All of the stories in this collection are sensitive, sensual, and offer a pleasant alternative to “mainstream” lesbian fiction.  The collection also focuses on Black women’s experiences, and this is what truly sets it apart from most of the lesbian fiction on the market today. The collection is short, only 168 pages long, but each of the stories offers entrée into the life of Black women, mostly lesbian, that illuminates the complexity of our lives and the power of our loving. If you have not had an opportunity to read any of Jewelle Gomez’s work, start with this collection and I am certain that you will want to read more!

Danika reviews The Gilda Stories by Jewelle Gomez

gildastories

 

This October I decided that I wanted to devote some time to Halloween reads. My top pick was a lesbian vampire classic (no, not that one), The Gilda Stories. It’s not the first lesbian vampire book I’ve read, but this one stands out for being neither horror nor erotica. It follows a vampire from just before her change, when she is escaping from slavery, to two centuries afterwards (yes, to 2050). It is almost like a collection of short stories, each set a decade or two after the previous one. I found this a fascinating structure, because for one thing, it really imagines the scope of being immortal. You get an idea of how many different cities and time periods she’s lived in and adapted to, in a way that a one-off sentence about being centuries old just can’t encapsulate. It also is just as much a history of racism and slavery in the United States, with Gilda noting the patterns that emerge through time, and her attempts to be involved in progressive change.
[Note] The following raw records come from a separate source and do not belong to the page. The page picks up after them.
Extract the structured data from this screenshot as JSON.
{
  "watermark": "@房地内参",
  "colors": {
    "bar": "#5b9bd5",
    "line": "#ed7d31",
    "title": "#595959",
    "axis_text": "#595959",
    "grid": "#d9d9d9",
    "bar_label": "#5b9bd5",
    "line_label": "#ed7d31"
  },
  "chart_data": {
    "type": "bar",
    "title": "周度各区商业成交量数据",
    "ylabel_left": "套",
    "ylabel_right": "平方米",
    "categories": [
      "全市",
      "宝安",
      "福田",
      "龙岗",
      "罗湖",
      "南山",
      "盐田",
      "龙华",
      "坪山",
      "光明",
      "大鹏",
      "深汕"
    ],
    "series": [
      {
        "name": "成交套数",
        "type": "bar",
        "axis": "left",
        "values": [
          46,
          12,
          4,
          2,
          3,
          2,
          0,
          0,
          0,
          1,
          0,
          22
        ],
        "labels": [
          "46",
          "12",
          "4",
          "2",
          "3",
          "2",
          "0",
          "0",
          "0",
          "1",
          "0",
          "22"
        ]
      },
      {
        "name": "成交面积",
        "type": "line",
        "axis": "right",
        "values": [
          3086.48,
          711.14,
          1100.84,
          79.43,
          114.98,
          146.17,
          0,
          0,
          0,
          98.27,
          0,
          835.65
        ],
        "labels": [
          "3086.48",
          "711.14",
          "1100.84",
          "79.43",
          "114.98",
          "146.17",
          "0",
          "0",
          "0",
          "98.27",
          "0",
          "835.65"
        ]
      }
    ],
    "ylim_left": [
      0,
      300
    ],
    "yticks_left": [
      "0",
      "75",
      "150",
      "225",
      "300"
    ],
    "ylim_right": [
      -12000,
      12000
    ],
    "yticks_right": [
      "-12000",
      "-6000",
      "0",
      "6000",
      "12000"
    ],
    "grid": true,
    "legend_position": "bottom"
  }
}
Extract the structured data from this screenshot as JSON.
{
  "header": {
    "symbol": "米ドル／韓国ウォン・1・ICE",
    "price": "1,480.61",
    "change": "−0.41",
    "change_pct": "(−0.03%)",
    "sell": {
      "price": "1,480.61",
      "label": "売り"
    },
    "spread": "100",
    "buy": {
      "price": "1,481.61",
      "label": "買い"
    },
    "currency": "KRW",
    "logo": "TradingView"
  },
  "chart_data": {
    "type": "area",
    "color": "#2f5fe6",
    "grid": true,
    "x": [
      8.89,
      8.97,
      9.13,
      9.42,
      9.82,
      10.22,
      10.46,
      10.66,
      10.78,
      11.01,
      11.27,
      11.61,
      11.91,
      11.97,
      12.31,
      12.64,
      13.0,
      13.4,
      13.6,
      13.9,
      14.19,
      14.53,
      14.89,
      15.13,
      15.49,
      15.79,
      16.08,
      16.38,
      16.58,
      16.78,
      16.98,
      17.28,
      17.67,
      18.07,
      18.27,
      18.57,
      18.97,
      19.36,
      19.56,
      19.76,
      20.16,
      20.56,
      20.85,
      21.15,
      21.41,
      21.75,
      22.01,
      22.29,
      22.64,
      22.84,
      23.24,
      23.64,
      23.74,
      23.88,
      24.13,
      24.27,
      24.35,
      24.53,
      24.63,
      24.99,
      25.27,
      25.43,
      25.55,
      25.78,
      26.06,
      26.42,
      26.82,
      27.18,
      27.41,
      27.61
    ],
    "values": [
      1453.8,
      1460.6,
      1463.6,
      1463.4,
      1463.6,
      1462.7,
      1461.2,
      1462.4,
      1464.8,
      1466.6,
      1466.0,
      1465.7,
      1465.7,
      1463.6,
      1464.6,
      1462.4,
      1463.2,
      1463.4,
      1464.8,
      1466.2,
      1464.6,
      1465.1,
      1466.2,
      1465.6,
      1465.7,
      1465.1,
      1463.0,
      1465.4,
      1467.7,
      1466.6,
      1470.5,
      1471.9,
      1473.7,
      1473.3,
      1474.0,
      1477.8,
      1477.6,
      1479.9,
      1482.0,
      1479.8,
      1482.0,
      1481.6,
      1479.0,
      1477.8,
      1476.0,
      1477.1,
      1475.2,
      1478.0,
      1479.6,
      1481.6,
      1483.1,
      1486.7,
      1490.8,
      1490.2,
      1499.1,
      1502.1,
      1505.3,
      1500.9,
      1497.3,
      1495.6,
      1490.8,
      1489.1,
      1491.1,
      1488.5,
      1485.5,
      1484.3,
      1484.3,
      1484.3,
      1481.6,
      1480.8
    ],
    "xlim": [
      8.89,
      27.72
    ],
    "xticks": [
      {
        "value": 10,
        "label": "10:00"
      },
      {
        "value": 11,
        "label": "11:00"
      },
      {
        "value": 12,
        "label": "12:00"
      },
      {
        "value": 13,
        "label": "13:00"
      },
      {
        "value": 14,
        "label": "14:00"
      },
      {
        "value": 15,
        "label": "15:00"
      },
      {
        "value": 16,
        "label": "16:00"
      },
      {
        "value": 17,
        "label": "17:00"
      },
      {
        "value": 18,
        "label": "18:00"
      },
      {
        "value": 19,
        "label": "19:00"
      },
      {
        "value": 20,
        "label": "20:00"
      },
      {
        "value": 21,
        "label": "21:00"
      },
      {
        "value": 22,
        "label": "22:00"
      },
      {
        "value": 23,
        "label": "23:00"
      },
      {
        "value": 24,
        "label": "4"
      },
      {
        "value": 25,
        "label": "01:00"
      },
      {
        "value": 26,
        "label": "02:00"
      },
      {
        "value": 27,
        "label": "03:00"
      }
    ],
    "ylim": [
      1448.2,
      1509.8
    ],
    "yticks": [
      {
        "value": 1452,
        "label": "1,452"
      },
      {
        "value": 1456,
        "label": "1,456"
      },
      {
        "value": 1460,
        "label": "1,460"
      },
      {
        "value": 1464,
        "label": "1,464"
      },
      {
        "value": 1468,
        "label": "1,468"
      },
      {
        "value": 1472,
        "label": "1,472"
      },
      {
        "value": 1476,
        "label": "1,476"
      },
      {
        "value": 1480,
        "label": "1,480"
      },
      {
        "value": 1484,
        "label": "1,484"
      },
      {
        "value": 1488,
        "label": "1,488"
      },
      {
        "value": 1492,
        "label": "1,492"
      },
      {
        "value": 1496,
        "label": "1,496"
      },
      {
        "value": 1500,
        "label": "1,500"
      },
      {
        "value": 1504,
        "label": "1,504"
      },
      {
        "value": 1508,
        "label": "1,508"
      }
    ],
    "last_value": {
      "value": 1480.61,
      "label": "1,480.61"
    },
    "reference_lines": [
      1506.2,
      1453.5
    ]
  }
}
Another thing I appreciated about The Gilda Stories was the vampire mythology. As I said, this isn’t a horror book. Vampires in this novel need to feed on human blood, but it’s ideally not a violent act. Gilda and her family have a strict moral code, involving giving something to everyone they feed on. Vampires are able to manipulate people’s thoughts, and Gilda and her ilk read what a person needs (comfort, decisiveness, hope, etc), and leave that with them. They also heal the wounds they cause, making it, in their opinion, an even exchange. In addition to being able to influence thoughts, these vampires also have super strength and, obviously, are immortal. In the “noble” vampire sense, they remind me of more current-day vampire mythology, who aside from brooding and not dying, don’t differ much from humans. On the other hand, they have to carry around earth from their birthplace, a tradition most modern vampire stories drop. (They weave it into hems of clothing and into their shoes, and sleep on a pallet of it.) This helps protect against indirect sunlight and being around bodies of water, though both can still weaken them. And yes, they sleep in the day.

I really loved this book. The writing is great, the characters are so interesting, and I loved this queer, black take on the vampire story. It’s definitely neither horror nor erotica, and Gilda’s lesbianism is basically a non-issue, but also not brushed over. If you’re looking for a different take on the vampire, definitely pick up The Gilda Stories, even if you’re not usually the “scary story” type!